Last week, Bill Gates was quoted in several publications including this one lamenting the fact that more American kids are not studying computer science. He claims to be concerned that Microsoft will run out of graduates to recruit into its coding ranks.
Information Week's Mitch Wagner thinks Gates has himself to blame. Wagner thinks today's kids see the writing on the wall. He cites reports that technology jobs are getting exported to countries with low-cost labor and that fewer US employers are offering IT-centric summer internships. Why pursue a computer science degree if there might not be enough IT jobs upon graduation, he argues.
I think they're both missing a bigger point.
Rather than focusing on the sheer quantity of US college graduates studying computer science, they should be highlighting the quality (or lack thereof) compared with their international brethren.
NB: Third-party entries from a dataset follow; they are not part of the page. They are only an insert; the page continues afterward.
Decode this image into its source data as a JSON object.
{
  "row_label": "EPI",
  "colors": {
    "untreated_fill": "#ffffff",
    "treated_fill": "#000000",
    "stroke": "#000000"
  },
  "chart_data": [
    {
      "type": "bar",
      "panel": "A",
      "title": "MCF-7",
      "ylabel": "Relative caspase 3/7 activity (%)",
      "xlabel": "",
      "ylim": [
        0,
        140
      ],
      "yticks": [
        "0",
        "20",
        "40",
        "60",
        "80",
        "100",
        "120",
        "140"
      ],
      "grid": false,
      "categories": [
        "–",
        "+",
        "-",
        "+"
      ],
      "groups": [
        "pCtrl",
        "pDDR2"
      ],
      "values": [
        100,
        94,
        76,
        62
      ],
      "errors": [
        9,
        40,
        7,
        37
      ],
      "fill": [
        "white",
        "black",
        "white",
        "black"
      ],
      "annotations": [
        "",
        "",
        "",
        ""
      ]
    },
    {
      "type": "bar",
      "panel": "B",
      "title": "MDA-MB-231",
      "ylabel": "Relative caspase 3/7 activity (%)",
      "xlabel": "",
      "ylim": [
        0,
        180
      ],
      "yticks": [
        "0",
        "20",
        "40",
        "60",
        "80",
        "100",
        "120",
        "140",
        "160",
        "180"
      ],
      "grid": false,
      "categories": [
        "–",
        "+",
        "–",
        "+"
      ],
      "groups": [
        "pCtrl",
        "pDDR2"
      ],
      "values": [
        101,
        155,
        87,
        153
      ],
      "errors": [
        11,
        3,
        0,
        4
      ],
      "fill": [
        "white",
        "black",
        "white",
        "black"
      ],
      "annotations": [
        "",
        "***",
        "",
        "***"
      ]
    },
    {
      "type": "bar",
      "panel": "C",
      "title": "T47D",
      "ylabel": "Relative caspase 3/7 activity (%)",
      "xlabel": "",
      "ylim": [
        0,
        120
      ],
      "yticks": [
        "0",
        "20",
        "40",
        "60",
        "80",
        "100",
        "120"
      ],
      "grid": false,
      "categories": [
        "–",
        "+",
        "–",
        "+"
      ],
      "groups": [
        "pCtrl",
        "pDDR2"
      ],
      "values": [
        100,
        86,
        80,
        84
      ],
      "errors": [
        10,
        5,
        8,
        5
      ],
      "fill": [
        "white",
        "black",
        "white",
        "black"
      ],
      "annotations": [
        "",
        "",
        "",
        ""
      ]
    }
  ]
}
The results of this year's ACM International Collegiate Programming Contest were telling. Only three US universities finished in the top 29 (and none of them was in the top 15).
The ACM winners are some of the brightest technology students in the world. They represent tomorrow's innovators. They are most likely to found the next technology giant -- the Microsoft (or Intel, Cisco, Apple, etc) of the future. Over time, the center of the global technology industry will emigrate from the US and, based on the ACM contest results, will probably land somewhere in Asia. The venture capital and related investment banking ecosystems will follow the technology entrepreneurs. Then will go the lawyers and accountants who help these technology companies to grow up. This is not just about IT jobs.
Fortunately, the average video-game playing American kid has good hand-eye coordination and nimble wrists. Both are good for flipping burgers.